# Farm trucks.



## CROWEmtnFARMS (Jan 3, 2014)

What does everybody drive for a farm truck. 

2013 ram 3500 4x4 max payload cummins. BEAST. 30,000lb pullin rate. Sometimes i think its part semi. But ill always bleed Ford blue. Nothin like a built ford tough


----------



## aidan (Jan 7, 2014)

We use a ford 350 v 10


----------



## RanchWife (Jan 31, 2014)

96 f-250, and a 01 silverado.....the ford has issues, the inside door handle takes a trick to open, and the handle is a scrap piece of steel, there's a nail stuck in the hazard light button that I'm scared to remove, and it takes a hammer and screwdriver to pop the hood. But it's a cake truck and takes constant abuse from cows. The speedometer is stuck at 50,000 miles.


----------



## CROWEmtnFARMS (Jan 3, 2014)

Thats the way a farm truck should be


----------



## Fairfarmhand (Dec 4, 2013)

We have a Ford f250 diesel. It has over 325,000 miles on it and my dh drives it to work every day.  (at least until our little car is repaired. We save 200 a month when he drives the car vs. driving the diesel)


----------



## RanchWife (Jan 31, 2014)

Fairfarmhand said:


> We have a Ford f250 diesel. It has over 325,000 miles on it and my dh drives it to work every day.  (at least until our little car is repaired. We save 200 a month when he drives the car vs. driving the diesel)



325,000! Impressive! We have a "ranch car" for fuel efficient trips. It was a nice car but became ranch car when I accidentally took it off roading through a five wire barbed wire fence and relieved the fence of a couple few post.
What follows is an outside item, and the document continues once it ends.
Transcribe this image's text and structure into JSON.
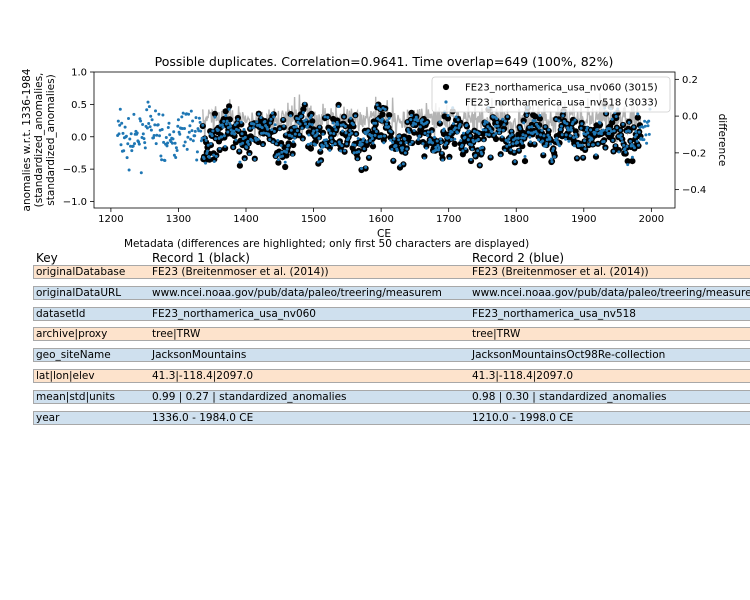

Husband was not happy with me.


----------



## Krooked_S (Nov 4, 2013)

I use a 93 f250 5 speed diesel with 300 plus on it. That thing has so many dints on it and doesn't look like much but it gets the job done and I don't worry about scratches or hitting something in it


----------



## stephan (Dec 26, 2013)

I drive a 1999 Chevy 3500 gas with duel. To open the drivers door I need to open the window. It costs me close to $400 on fuel a month to drive 6 miles 5 days a week. The back lights do not work. Fuse keeps going, put it drives.


----------